I started thinking about what it would be like to take Sophie — my daughter, now almost 3 years old and nearing the point where I’d consider bringing her to a game — to the ballpark. Could I control her and pay attention to the game at all times? Would it be fair to her and fans around us if she got bored or distracted, or wanted to watch Bert (Mary Poppins) and Olaf (Frozen) rather than KB and Javy?

Most importantly to me and for the purposes of this article, Could I keep her safe?

It was a question I hadn’t really asked or answered before I had kids. Why would I? I didn’t realize how hard it would be to corral a toddler who has more energy than the Energizer bunny on methamphetamine. I couldn’t possibly understand how many false alarms and real alarms parents would go through when they heard the word, “potty.”

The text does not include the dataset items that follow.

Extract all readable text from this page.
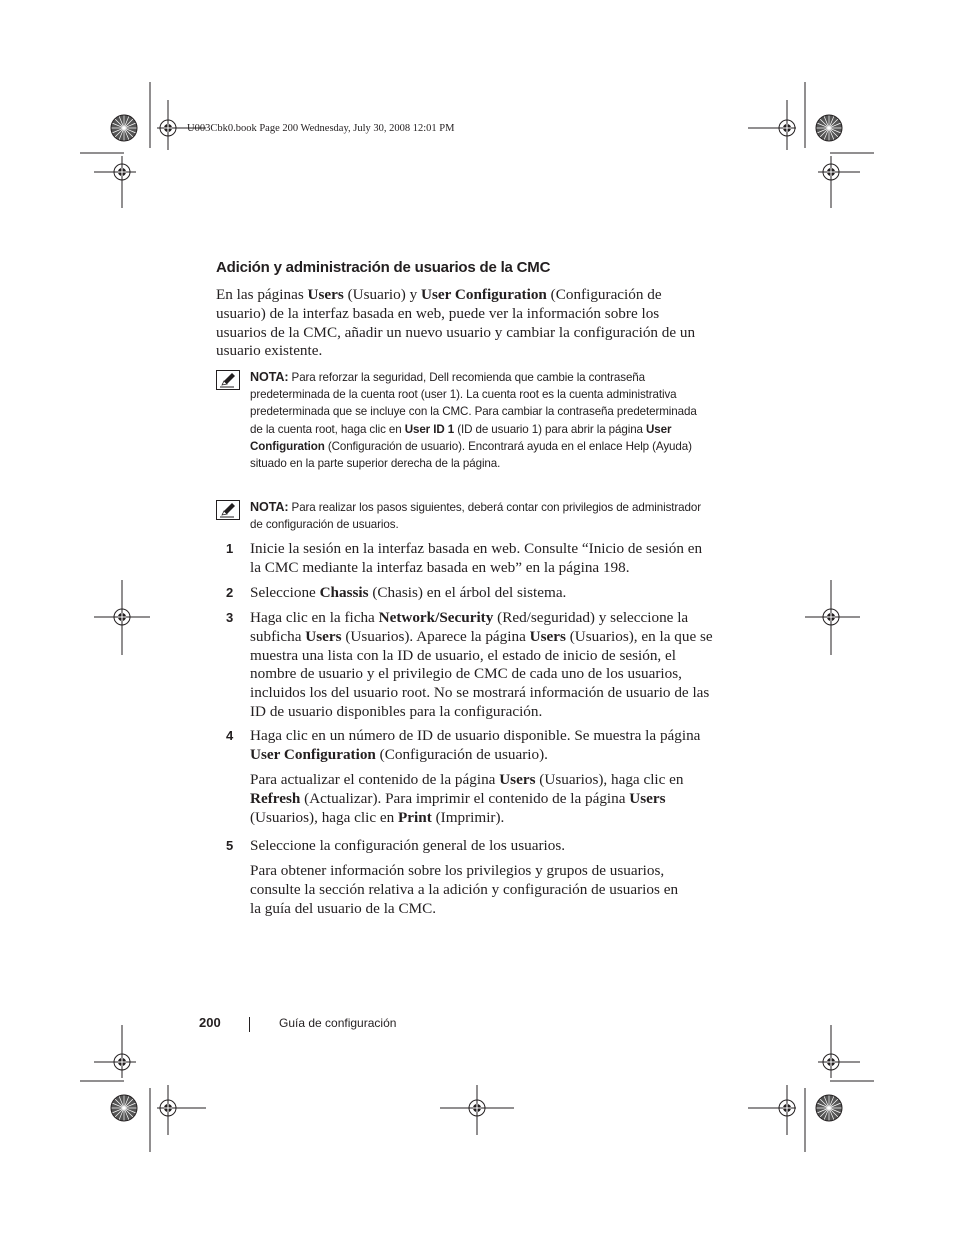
U003Cbk0.book Page 200 Wednesday, July 30, 2008 12:01 PM
Adición y administración de usuarios de la CMC

En las páginas Users (Usuario) y User Configuration (Configuración de usuario) de la interfaz basada en web, puede ver la información sobre los usuarios de la CMC, añadir un nuevo usuario y cambiar la configuración de un usuario existente.

NOTA: Para reforzar la seguridad, Dell recomienda que cambie la contraseña predeterminada de la cuenta root (user 1). La cuenta root es la cuenta administrativa predeterminada que se incluye con la CMC. Para cambiar la contraseña predeterminada de la cuenta root, haga clic en User ID 1 (ID de usuario 1) para abrir la página User Configuration (Configuración de usuario). Encontrará ayuda en el enlace Help (Ayuda) situado en la parte superior derecha de la página.
NOTA: Para realizar los pasos siguientes, deberá contar con privilegios de administrador de configuración de usuarios.
1 Inicie la sesión en la interfaz basada en web. Consulte “Inicio de sesión en la CMC mediante la interfaz basada en web” en la página 198.
2 Seleccione Chassis (Chasis) en el árbol del sistema.
3 Haga clic en la ficha Network/Security (Red/seguridad) y seleccione la subficha Users (Usuarios). Aparece la página Users (Usuarios), en la que se muestra una lista con la ID de usuario, el estado de inicio de sesión, el nombre de usuario y el privilegio de CMC de cada uno de los usuarios, incluidos los del usuario root. No se mostrará información de usuario de las ID de usuario disponibles para la configuración.
4 Haga clic en un número de ID de usuario disponible. Se muestra la página User Configuration (Configuración de usuario).
Para actualizar el contenido de la página Users (Usuarios), haga clic en Refresh (Actualizar). Para imprimir el contenido de la página Users (Usuarios), haga clic en Print (Imprimir).
5 Seleccione la configuración general de los usuarios.
Para obtener información sobre los privilegios y grupos de usuarios, consulte la sección relativa a la adición y configuración de usuarios en la guía del usuario de la CMC.
200	Guía de configuración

I came to the stunning conclusion that I’m not perfect and I couldn’t, in good conscience, say that I would be watching 100% of the time between Sophie and the game. I backed off my original stubbornness and realized that it didn’t matter if I ever had kids or not. People aren’t always paying attention, and it’s not just because they’re applying cute Snapchat filters. Maybe they’re just going for casual entertainment where they’re not expecting a projectile to come screaming their way at over 100 mph.

After last night’s game, Kris Bryant reiterated what so many players, writers, and fans have echoed the past few years: We need more protective netting in ballparks. Yes, even more than was added at the beginning of last year. Baseball is about competition and entertainment. No child (or adult, for that matter) should have to be afraid of getting hurt when they come to a game, and every kid should be able to walk out of the stadium with a smile on their face because they had (as Sophie would put it) “great fun.”

While it was endearing to see the raw emotion Albert Almora Jr. showed to the world during a moment that became bigger than a baseball game, he should never have to worry about hurting someone while trying to do his job. That little girl didn’t deserve to go to the hospital just because her parents brought her to a baseball game.

So I would like to ask MLB and its individual teams to put some more netting up. For the little girl who got hit Wednesday night and every other fan who goes to a game and is still in danger. For ballplayers who just want to do their job without hurting anyone. And for the reasons I changed my mind, Sophie and her little sister Naomi, who will one day join me in the stands for some peanuts and Cracker Jack.